I’ve just completed my Journey Through the Forest altered book. I’ve made two or three versions of this before, but this latest version has the most layers. It features a girl, a deer, a fox, a badger and trees. Here are photos of some of the pages:

Journey Through the Forest Altered Book
Journey Through the Forest Altered Book
Journey Through the Forest Altered Book
Journey Through the Forest Altered Book – fox page. I think I am becoming more influenced by Millefleur tapestries.
Journey Through the Forest Altered Book
Journey Through the Forest Altered Book – girl.

I’ve written a vignette of a story to accompany the book:

Above, a shimmering bowl of stars. Orion, looks on, while Sirius, the dog star, points the way. On this night of the full moon she is taking a journey, one soft footfall after another, the deer a few steps behind. The silvered path is cast with eerie shadow. She knows the trail, or thinks she does. An owl, silent on a perch in an old oak, watches. The forest darkness closes in.

I follow the dog star, she says, That must be the way.

The only way to the oaks her people planted.

Soon all the trees look the same and the path petters out.

Listen, say the trees in their secret, silent way. Listen.

So she stands still among root and fern, briar and dog violet on the softly trodden leaflitter. She turns towards the moon, a distant, knowing face in the blackness.

That’s it, she murmurs, I can hear.

The subtle moan of the boughs, the whisperings of the land all around her. She is not alone, no, she is no longer alone. The land, the trees, the sky, the moon are with her. She can find her way, with the deer a few steps behind.

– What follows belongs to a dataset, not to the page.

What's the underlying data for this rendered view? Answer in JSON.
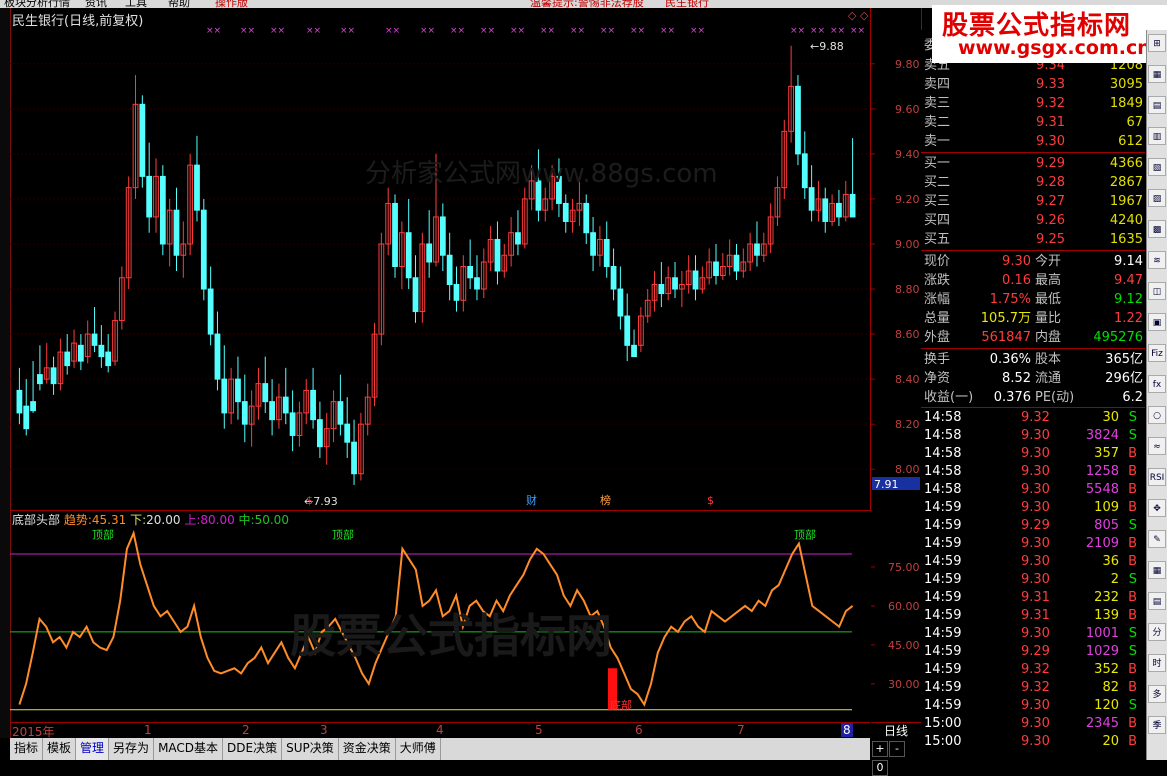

Journeys through lands and forests serve as metaphors. I even include them in my little story The Memory Tree. There are journeys into the psyche and physical outward journeys. Sometimes a map composed of symbols is needed. I think like this when I am vaguely looking for something, something I may have lost, perhaps a part of myself I have lost. Who knows… Now I am wondering how I can create some sort of animation of the journey part of The Memory Tree story, something magical. Hopefully I’ll post more about this soon.

I am reminded of a small ‘magical’ exhibition I went to at Hove Museum in December, called Magical Wonderland. It was a collection of paper and card sculptures of traditional stories and fairy tales called The Story Cabinet and created by a group of artists called Fabula.

Story Cabinet Tree
Story Cabinet cardboard tree.
Story Cabinet - Boots
Story Cabinet – cardboard boots.
Story Cabinet
Story Cabinet
Story Cabinet - writing
Story Cabinet – writing

I like their miniature worlds within worlds within chests of drawers, wooden cabinets and suitcases. I like the use of cardboard and everyday materials, the use of words woven into the sculptures and the cardboard tree – The Wishing Tree – in particular. Better photos are on The Story Cabinet website.

During my visit to the museum I got talking to the curator. She said that she likes to display artwork that shows that it is made of everyday materials to inspire visitors to be creative. I’m looking forward to seeing what Fabula comes up with next and perhaps trying my hand at altered books that are more sculptural.